Construire sur un terrain appartenant à autrui

En Autriche, le principe « superficies solo cedit » (la construction cède au sol) prévaut. Toutes les choses (par exemple : une maison) qui sont solidement liées au sol appartiennent au propriétaire du terrain bâti. Toutefois, la prudence est de mise pour les constructions érigées ou ayant été érigées sur des terrains appartenant à autrui. En l’absence d’accord particulier, le propriétaire du terrain d’autrui devient également le propriétaire de la construction érigée. La bonne foi du maître d’œuvre est déterminante. Le maître d’œuvre est de bonne foi s’il se trompe sur le fait qu’il est autorisé à construire sur un terrain d’autrui. Une négligence légère porte atteinte à la bonne foi. Si le propriétaire du terrain ne sait rien de la construction, il acquiert en principe la construction. Le maître d’œuvre de bonne foi a droit à une indemnisation pour les coûts utiles et nécessaires. Dans certaines circonstances, il est également tenu de démolir la construction, c’est-à-dire de la supprimer. Il existe cependant une exception. Si le propriétaire du terrain a eu connaissance de la construction et ne l’a pas immédiatement interdite au maître d’œuvre de bonne foi, ce dernier peut acquérir la propriété du terrain d’autrui. Le propriétaire du terrain ne peut plus exiger que la valeur vénale du terrain. Si, en revanche, le maître d’œuvre est de mauvaise foi, la construction érigée revient au propriétaire du terrain. Le maître d’œuvre a droit au remboursement des coûts, mais uniquement pour les coûts qui sont à l’avantage prépondérant du propriétaire du terrain. Le maître d’œuvre est éventuellement également tenu de supprimer la construction.

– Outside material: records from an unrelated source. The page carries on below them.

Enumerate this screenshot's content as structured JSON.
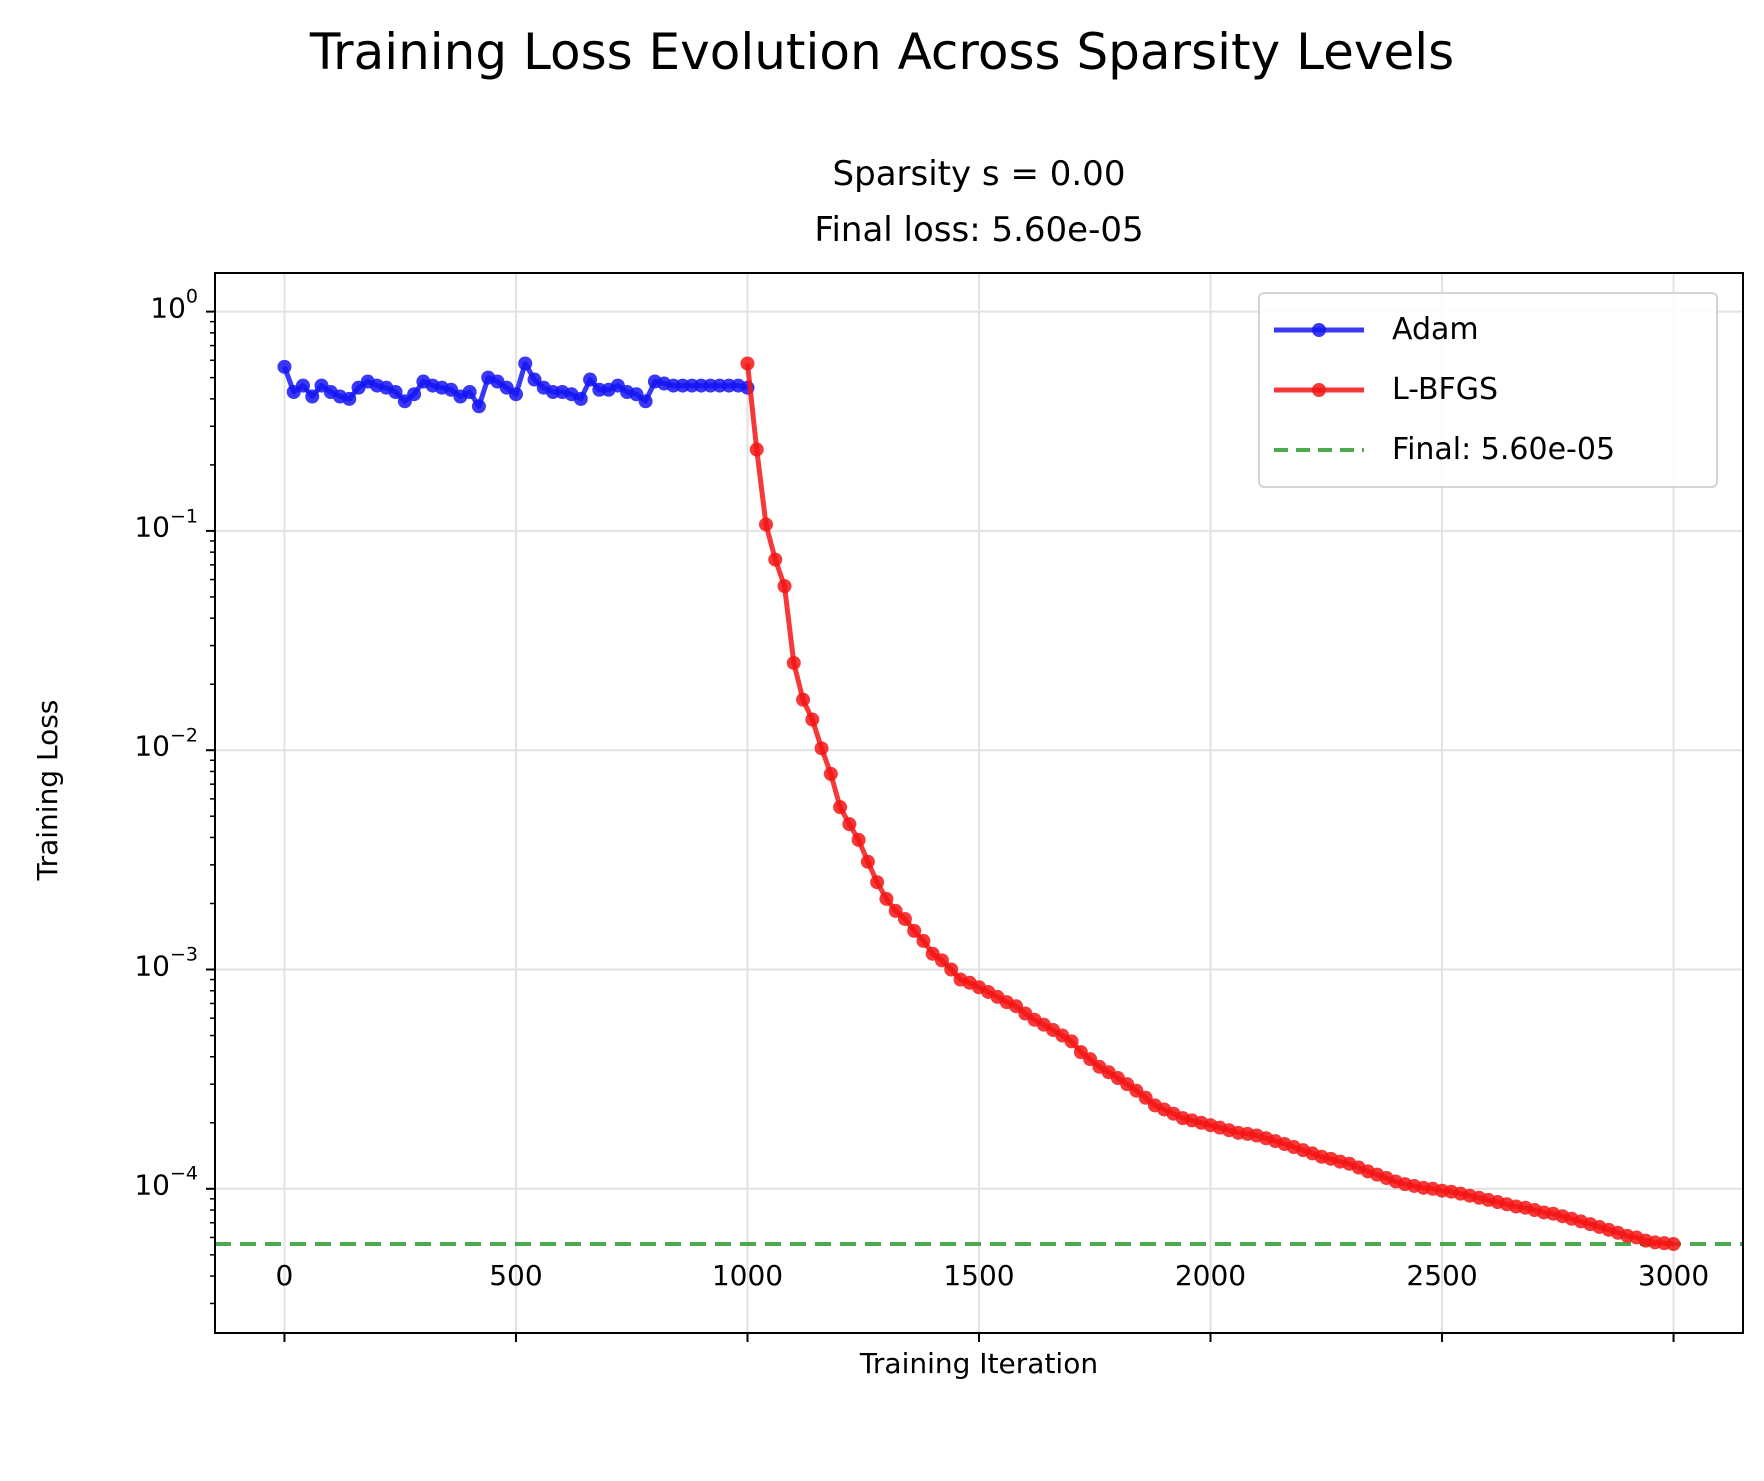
{
  "figure": {
    "suptitle": "Training Loss Evolution Across Sparsity Levels",
    "subtitle_line1": "Sparsity s = 0.00",
    "subtitle_line2": "Final loss: 5.60e-05"
  },
  "chart_data": {
    "type": "line",
    "title": "Sparsity s = 0.00\nFinal loss: 5.60e-05",
    "xlabel": "Training Iteration",
    "ylabel": "Training Loss",
    "yscale": "log",
    "xlim": [
      -150,
      3150
    ],
    "ylim": [
      2.2e-05,
      1.5
    ],
    "grid": true,
    "legend_placement": "upper right",
    "x_ticks": [
      {
        "value": 0,
        "label": "0"
      },
      {
        "value": 500,
        "label": "500"
      },
      {
        "value": 1000,
        "label": "1000"
      },
      {
        "value": 1500,
        "label": "1500"
      },
      {
        "value": 2000,
        "label": "2000"
      },
      {
        "value": 2500,
        "label": "2500"
      },
      {
        "value": 3000,
        "label": "3000"
      }
    ],
    "y_ticks": [
      {
        "value": 1,
        "base": "10",
        "exp": "0"
      },
      {
        "value": 0.1,
        "base": "10",
        "exp": "−1"
      },
      {
        "value": 0.01,
        "base": "10",
        "exp": "−2"
      },
      {
        "value": 0.001,
        "base": "10",
        "exp": "−3"
      },
      {
        "value": 0.0001,
        "base": "10",
        "exp": "−4"
      }
    ],
    "series": [
      {
        "name": "Adam",
        "color": "#1515f5",
        "marker": "circle",
        "x": [
          0,
          20,
          40,
          60,
          80,
          100,
          120,
          140,
          160,
          180,
          200,
          220,
          240,
          260,
          280,
          300,
          320,
          340,
          360,
          380,
          400,
          420,
          440,
          460,
          480,
          500,
          520,
          540,
          560,
          580,
          600,
          620,
          640,
          660,
          680,
          700,
          720,
          740,
          760,
          780,
          800,
          820,
          840,
          860,
          880,
          900,
          920,
          940,
          960,
          980,
          1000
        ],
        "y": [
          0.56,
          0.43,
          0.46,
          0.41,
          0.46,
          0.43,
          0.41,
          0.4,
          0.45,
          0.48,
          0.46,
          0.45,
          0.43,
          0.39,
          0.42,
          0.48,
          0.46,
          0.45,
          0.44,
          0.41,
          0.43,
          0.37,
          0.5,
          0.48,
          0.45,
          0.42,
          0.58,
          0.49,
          0.45,
          0.43,
          0.43,
          0.42,
          0.4,
          0.49,
          0.44,
          0.44,
          0.46,
          0.43,
          0.42,
          0.39,
          0.48,
          0.47,
          0.46,
          0.46,
          0.46,
          0.46,
          0.46,
          0.46,
          0.46,
          0.46,
          0.45
        ]
      },
      {
        "name": "L-BFGS",
        "color": "#f51515",
        "marker": "circle",
        "x": [
          1000,
          1020,
          1040,
          1060,
          1080,
          1100,
          1120,
          1140,
          1160,
          1180,
          1200,
          1220,
          1240,
          1260,
          1280,
          1300,
          1320,
          1340,
          1360,
          1380,
          1400,
          1420,
          1440,
          1460,
          1480,
          1500,
          1520,
          1540,
          1560,
          1580,
          1600,
          1620,
          1640,
          1660,
          1680,
          1700,
          1720,
          1740,
          1760,
          1780,
          1800,
          1820,
          1840,
          1860,
          1880,
          1900,
          1920,
          1940,
          1960,
          1980,
          2000,
          2020,
          2040,
          2060,
          2080,
          2100,
          2120,
          2140,
          2160,
          2180,
          2200,
          2220,
          2240,
          2260,
          2280,
          2300,
          2320,
          2340,
          2360,
          2380,
          2400,
          2420,
          2440,
          2460,
          2480,
          2500,
          2520,
          2540,
          2560,
          2580,
          2600,
          2620,
          2640,
          2660,
          2680,
          2700,
          2720,
          2740,
          2760,
          2780,
          2800,
          2820,
          2840,
          2860,
          2880,
          2900,
          2920,
          2940,
          2960,
          2980,
          3000
        ],
        "y": [
          0.58,
          0.235,
          0.107,
          0.074,
          0.056,
          0.025,
          0.017,
          0.0138,
          0.0102,
          0.0078,
          0.0055,
          0.0046,
          0.0039,
          0.0031,
          0.0025,
          0.0021,
          0.00185,
          0.0017,
          0.0015,
          0.00135,
          0.00118,
          0.0011,
          0.001,
          0.0009,
          0.00087,
          0.00083,
          0.00079,
          0.00075,
          0.00071,
          0.00068,
          0.00063,
          0.00059,
          0.00056,
          0.00053,
          0.0005,
          0.00047,
          0.00042,
          0.00039,
          0.00036,
          0.00034,
          0.00032,
          0.0003,
          0.00028,
          0.00026,
          0.00024,
          0.00023,
          0.00022,
          0.00021,
          0.000205,
          0.0002,
          0.000195,
          0.00019,
          0.000185,
          0.00018,
          0.000178,
          0.000175,
          0.00017,
          0.000165,
          0.00016,
          0.000155,
          0.00015,
          0.000145,
          0.00014,
          0.000137,
          0.000133,
          0.00013,
          0.000125,
          0.00012,
          0.000116,
          0.000112,
          0.000108,
          0.000105,
          0.000103,
          0.000101,
          0.0001,
          9.8e-05,
          9.7e-05,
          9.5e-05,
          9.3e-05,
          9.1e-05,
          8.9e-05,
          8.7e-05,
          8.5e-05,
          8.3e-05,
          8.2e-05,
          8e-05,
          7.8e-05,
          7.7e-05,
          7.5e-05,
          7.3e-05,
          7.1e-05,
          6.9e-05,
          6.7e-05,
          6.5e-05,
          6.3e-05,
          6.1e-05,
          6e-05,
          5.8e-05,
          5.7e-05,
          5.65e-05,
          5.6e-05
        ]
      }
    ],
    "reference_lines": [
      {
        "name": "Final: 5.60e-05",
        "y": 5.6e-05,
        "color": "#2e9a2e",
        "style": "dashed"
      }
    ]
  }
}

Afin qu’une propriété garantie puisse être acquise sur une construction érigée sur un terrain d’autrui, le droit autrichien prévoit 2 constellations : le superédifice et le droit de superficie de droit civil.

Le superédifice

Le superédifice est une construction qui a été érigée sur un terrain d’autrui, mais qui n’est pas destinée à rester en place de manière permanente. Les superédifices sont considérés comme des biens meubles, même s’ils doivent être qualifiés d’immeubles par nature.

Comme pour le droit de superficie, le propriétaire du terrain et le propriétaire de la chose sont différents. Le plus souvent, il existe entre le propriétaire du terrain et le maître d’ouvrage un contrat d’utilisation du terrain avec le droit supplémentaire d’ériger une construction sur le terrain. Ce droit est toutefois limité par le fait que le bâtiment ne peut rester que temporairement sur le terrain, c’est-à-dire qu’il n’est pas destiné à rester en place de manière permanente. Le premier propriétaire du superédifice acquiert la propriété dès la construction, un dépôt de documents n’est pas nécessaire. Si le superédifice est vendu, seule cette vente est réalisée et non le terrain. Il est donc en outre recommandé de conclure un contrat d’utilisation distinct pour le terrain. La propriété n’est pas acquise par l’inscription au livre foncier, mais uniquement par le dépôt de l’acte.

Si le contrat d’utilisation du terrain expire, la circonstance déterminante est celle qui a été convenue dans le contrat d’utilisation du superédifice.

Le droit de superficie

Le droit de superficie est le droit réel, aliénable et transmissible par héritage d’avoir une construction sur ou sous la surface du sol d’un terrain d’autrui. Il s’agit d’un droit limité dans le temps qui peut être constitué pour une durée minimale de 10 ans et maximale de 100 ans. Dans le cas du droit de superficie, la construction érigée doit rester en place de manière permanente, alors que dans le cas du superédifice, elle est à nouveau démolie.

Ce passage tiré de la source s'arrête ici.